In 2022, in separate cases, each titled Crest v. Padilla, two Los Angeles County Superior Court judges struck down the laws on the ground that they violate the state equal protection clause. The judges held that the laws fail to satisfy “strict scrutiny,” which generally requires laws that classify individuals on the basis of protected characteristics to be narrowly tailored to achieve a compelling state interest. See Crest v. Padilla, 2022 WL 1565613 (Cal. Super Ct. May 13, 2022); Crest v. Padilla, 2022 WL 1073294 (Cal. Super Ct. Apr. 1, 2022). The cases are now before the California Court of Appeal, which has stayed its proceedings pending the California Supreme Court’s decision in another case that raises questions about whether taxpayers have standing to sue the state government. Padilla v. Crest, No. B322276 (Cal. Ct. App.); Padilla v. Crest, No. B321726 (Cal. Ct. App.).

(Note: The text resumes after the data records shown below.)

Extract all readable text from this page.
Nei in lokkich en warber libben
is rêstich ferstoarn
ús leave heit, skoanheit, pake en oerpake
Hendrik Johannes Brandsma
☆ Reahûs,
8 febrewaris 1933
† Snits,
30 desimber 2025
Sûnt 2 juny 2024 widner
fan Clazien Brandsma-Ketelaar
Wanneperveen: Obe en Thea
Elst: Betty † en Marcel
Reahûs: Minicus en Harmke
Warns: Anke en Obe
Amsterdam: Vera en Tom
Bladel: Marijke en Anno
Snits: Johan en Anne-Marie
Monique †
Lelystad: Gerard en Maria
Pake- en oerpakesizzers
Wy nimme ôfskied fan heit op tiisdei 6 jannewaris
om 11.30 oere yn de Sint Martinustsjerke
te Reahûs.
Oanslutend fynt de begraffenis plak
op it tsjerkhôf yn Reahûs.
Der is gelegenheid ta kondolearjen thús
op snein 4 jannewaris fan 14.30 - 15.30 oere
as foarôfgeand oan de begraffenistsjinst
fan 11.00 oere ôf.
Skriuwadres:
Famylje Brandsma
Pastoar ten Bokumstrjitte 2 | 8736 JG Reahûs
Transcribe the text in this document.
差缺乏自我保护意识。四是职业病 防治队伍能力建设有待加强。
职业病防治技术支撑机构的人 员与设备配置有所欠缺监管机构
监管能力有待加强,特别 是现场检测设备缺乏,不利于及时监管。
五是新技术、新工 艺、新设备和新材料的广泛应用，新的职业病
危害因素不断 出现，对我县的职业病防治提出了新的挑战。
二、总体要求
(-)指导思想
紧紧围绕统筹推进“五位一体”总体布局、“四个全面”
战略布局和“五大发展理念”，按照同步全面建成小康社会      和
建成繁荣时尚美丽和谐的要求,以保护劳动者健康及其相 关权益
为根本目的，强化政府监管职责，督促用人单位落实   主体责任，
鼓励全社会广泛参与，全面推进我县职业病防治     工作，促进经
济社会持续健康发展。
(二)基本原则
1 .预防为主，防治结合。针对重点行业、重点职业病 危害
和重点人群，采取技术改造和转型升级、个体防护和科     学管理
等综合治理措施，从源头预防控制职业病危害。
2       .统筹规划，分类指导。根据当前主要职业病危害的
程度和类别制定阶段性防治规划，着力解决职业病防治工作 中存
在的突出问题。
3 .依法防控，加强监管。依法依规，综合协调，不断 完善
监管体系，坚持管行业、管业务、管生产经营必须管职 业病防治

Meanwhile, in a federal case brought by AFBR, the U.S. District Court for the Eastern District of California independently struck down Assembly Bill 979, reasoning that it is a “racial quota” that violates the federal Equal Protection Clause. All. For Fair Bd. Recruitment v. Weber, 2023 WL 3481146 (E.D. Cal. May 15, 2023). However, the same court denied a federal equal protection challenge to Senate Bill 826, concluding that the law likely survives intermediate scrutiny because it is substantially related to the government’s important interest in remedying past sex discrimination in corporate board selection processes. Meland v. Weber, 2021 WL 6118651 (E.D. Cal. Dec. 27, 2021). Notably, in state court, California has argued that Senate Bill 826 should similarly be subject only to intermediate scrutiny under the state constitution because the law was designed to remedy discrimination. These federal cases are now before the 9th Circuit U.S. Court of Appeals, which has stayed its proceedings in deference to the state cases. See All. for Fair Bd. Recruitment v. Weber, Nos. 23-15900, 23-15901 (9th Cir.); Nat’l Ctr. for Pub. Pol’y Rsch. v. Weber, No. 22-15822 (9th Cir.); Meland v. Weber, No. 22-15149 (9th Cir.).

Corporate governance lawyers, nominating and governance committees and corporate regulators will be watching these cases closely, with a careful eye on whether the differences between these approaches to board diversity (compelling diversity versus requiring disclosure of lack of diversity) and state versus private entity action, will affect the outcomes.